Pick of the draft. You can argue Mauigoa at ten — premium position, elite athlete, biggest hole on the roster. You can argue Hood — top-three-percent testing where length and speed are everything. The pick is Arvell Reese at five. Here's the case: the broader public had questions, and the team had a clear, articulated vision that survived a direct challenge from their own star receiver. Schoen and Harbaugh spent more press-conference oxygen on the Reese fit than any other pick. That's where the conviction lives. When you take a linebacker top five and your head coach says he plays uniquely inside your structure in a way outsiders can't see, you're betting the defensive identity on him. The other premium picks are good bets. Reese is the bet that defines the class.
Going into 2026, the question is whether the front seven actually holds up. The Giants told you what they're trying to be — bigger, longer, heavier-handed, built for the NFC East trenches — and they spent two of their first five and three of seven on the front seven.
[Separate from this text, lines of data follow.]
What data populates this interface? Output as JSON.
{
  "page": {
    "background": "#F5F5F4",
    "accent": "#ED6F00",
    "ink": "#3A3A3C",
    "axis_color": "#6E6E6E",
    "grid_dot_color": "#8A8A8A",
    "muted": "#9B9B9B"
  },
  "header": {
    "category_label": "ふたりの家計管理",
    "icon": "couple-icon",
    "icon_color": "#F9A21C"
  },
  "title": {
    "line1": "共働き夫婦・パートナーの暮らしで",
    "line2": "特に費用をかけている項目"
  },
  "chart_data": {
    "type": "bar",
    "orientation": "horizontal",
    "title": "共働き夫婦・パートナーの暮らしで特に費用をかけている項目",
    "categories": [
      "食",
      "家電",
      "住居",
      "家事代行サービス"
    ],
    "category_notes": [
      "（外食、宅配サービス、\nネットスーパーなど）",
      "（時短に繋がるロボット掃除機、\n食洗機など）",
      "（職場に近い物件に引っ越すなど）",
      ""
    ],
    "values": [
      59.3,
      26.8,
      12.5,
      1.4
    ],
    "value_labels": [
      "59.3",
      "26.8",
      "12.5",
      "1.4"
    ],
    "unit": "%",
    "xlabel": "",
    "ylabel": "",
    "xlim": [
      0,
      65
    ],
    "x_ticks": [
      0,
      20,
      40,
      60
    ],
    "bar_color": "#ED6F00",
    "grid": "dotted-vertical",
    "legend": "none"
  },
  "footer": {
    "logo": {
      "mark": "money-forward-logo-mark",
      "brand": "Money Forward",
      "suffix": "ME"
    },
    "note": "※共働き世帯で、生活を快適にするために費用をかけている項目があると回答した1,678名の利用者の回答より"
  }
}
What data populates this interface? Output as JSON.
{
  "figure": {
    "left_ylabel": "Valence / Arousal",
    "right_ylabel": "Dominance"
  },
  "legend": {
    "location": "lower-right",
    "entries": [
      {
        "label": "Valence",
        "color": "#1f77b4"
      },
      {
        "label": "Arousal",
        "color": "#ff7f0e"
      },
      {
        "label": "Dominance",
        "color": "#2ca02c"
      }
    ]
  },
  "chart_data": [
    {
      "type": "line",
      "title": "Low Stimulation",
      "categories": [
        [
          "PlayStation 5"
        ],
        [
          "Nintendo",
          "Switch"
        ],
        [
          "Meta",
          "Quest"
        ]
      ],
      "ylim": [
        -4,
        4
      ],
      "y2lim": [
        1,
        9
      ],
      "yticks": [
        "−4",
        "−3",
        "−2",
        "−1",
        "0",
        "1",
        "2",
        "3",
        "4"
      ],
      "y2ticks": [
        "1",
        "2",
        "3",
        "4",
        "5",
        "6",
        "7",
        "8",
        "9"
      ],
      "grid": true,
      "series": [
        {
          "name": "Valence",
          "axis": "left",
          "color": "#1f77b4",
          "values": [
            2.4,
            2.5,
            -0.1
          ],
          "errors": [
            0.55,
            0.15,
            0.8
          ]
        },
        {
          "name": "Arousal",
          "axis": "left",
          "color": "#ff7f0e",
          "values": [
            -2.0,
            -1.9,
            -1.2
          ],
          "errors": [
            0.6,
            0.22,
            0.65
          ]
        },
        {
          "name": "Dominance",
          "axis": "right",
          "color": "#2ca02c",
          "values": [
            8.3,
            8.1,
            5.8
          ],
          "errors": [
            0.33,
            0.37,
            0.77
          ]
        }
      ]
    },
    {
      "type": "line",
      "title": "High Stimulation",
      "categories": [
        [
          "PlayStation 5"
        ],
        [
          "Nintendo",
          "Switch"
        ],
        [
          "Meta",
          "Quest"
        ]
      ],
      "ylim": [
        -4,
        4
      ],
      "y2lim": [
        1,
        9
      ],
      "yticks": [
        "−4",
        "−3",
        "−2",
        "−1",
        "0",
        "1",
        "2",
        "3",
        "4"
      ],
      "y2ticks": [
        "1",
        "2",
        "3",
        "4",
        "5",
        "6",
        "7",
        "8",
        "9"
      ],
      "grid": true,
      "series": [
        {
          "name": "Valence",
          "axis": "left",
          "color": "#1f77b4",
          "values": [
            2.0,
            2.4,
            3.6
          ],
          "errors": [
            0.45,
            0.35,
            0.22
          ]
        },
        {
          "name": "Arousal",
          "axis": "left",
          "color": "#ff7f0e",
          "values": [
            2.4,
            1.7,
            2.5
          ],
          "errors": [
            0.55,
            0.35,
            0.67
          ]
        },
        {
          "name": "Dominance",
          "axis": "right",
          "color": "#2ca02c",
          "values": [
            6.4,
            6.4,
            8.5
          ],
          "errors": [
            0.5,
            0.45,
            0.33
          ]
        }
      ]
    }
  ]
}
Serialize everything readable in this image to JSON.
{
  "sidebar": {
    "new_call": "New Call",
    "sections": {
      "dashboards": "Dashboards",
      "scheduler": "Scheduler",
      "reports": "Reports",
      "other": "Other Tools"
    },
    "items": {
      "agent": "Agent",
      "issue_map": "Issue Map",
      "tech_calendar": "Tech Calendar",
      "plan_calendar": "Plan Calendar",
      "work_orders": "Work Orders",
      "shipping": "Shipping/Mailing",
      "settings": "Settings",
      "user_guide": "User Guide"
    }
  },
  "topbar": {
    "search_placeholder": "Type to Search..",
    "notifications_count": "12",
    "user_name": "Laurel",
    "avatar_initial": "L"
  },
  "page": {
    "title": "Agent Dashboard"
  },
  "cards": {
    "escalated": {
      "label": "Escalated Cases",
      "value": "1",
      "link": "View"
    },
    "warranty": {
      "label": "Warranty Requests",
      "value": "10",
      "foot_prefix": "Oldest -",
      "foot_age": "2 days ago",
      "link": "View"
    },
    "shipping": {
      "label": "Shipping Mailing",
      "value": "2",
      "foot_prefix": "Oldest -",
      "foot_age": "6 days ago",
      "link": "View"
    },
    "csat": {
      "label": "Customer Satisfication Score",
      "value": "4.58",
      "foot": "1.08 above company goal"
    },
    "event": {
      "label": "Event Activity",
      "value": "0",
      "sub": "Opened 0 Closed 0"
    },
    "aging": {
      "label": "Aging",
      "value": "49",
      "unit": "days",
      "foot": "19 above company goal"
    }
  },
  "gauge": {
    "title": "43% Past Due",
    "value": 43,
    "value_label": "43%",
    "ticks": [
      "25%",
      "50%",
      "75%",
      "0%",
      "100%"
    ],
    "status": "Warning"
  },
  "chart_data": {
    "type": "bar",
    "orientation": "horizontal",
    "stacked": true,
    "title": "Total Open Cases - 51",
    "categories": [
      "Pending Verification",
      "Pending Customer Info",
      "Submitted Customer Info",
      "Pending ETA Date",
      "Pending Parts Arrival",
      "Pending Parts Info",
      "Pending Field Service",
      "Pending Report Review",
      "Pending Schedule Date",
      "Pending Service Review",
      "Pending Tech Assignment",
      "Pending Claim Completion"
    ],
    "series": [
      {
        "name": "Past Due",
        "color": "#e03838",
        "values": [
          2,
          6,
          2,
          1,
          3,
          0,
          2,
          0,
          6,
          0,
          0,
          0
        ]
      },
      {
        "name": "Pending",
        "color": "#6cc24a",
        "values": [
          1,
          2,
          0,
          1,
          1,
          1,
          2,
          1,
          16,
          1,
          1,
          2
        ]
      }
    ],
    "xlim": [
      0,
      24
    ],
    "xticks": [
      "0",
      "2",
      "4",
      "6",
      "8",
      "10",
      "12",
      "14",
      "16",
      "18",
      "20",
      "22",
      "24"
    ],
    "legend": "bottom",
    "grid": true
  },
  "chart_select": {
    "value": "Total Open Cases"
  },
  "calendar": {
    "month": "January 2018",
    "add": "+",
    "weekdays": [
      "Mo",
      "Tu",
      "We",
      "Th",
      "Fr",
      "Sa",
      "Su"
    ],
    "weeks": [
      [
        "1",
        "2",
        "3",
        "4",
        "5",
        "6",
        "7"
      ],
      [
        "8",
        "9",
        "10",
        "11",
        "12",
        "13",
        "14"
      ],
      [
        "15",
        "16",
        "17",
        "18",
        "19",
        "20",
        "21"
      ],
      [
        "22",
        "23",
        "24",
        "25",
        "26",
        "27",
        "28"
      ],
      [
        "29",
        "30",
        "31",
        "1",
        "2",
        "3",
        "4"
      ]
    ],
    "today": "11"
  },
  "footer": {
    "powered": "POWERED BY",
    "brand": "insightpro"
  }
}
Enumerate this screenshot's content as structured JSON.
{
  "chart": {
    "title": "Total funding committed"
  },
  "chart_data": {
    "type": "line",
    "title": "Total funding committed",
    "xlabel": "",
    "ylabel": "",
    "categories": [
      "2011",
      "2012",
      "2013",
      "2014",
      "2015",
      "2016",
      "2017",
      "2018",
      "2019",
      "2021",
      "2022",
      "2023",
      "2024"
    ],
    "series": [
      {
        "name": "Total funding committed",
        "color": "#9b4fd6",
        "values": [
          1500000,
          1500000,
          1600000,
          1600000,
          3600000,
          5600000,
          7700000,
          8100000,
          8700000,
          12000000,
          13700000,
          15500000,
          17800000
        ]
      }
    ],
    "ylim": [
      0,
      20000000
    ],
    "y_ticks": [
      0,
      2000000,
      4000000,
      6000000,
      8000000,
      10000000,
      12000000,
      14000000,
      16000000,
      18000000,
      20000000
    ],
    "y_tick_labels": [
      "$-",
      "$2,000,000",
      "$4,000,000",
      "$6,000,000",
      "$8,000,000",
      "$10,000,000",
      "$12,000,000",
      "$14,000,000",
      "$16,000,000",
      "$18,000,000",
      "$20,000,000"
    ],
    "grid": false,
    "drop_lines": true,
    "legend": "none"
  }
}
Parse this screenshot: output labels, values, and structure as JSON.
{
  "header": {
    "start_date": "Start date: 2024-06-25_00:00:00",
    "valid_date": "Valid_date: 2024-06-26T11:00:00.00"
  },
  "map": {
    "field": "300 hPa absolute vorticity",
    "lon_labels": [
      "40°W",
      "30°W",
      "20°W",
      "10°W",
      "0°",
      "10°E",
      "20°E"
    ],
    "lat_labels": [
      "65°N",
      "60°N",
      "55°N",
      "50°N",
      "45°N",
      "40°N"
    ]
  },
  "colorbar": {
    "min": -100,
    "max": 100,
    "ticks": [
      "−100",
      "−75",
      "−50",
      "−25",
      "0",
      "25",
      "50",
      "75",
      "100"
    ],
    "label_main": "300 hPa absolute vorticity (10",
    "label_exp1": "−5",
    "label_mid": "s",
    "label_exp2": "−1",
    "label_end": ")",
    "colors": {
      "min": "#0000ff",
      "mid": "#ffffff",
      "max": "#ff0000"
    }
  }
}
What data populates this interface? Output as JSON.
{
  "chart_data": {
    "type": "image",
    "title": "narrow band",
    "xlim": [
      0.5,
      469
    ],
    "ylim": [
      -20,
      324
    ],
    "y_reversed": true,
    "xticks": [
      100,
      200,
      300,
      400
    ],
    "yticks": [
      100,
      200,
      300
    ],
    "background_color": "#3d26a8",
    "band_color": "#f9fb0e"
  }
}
Reese and Kelly reshape the linebacker room, Mauigoa reshapes the line, Hood raises the corner room's ceiling. The stress test is the interior defensive line. Schoen said it twice: they're not done at defensive tackle, and DJ Reader and other veterans are still on the radar. Close that gap in free agency, and this class has a real chance to flip the run-defense math that drowned them in 2025.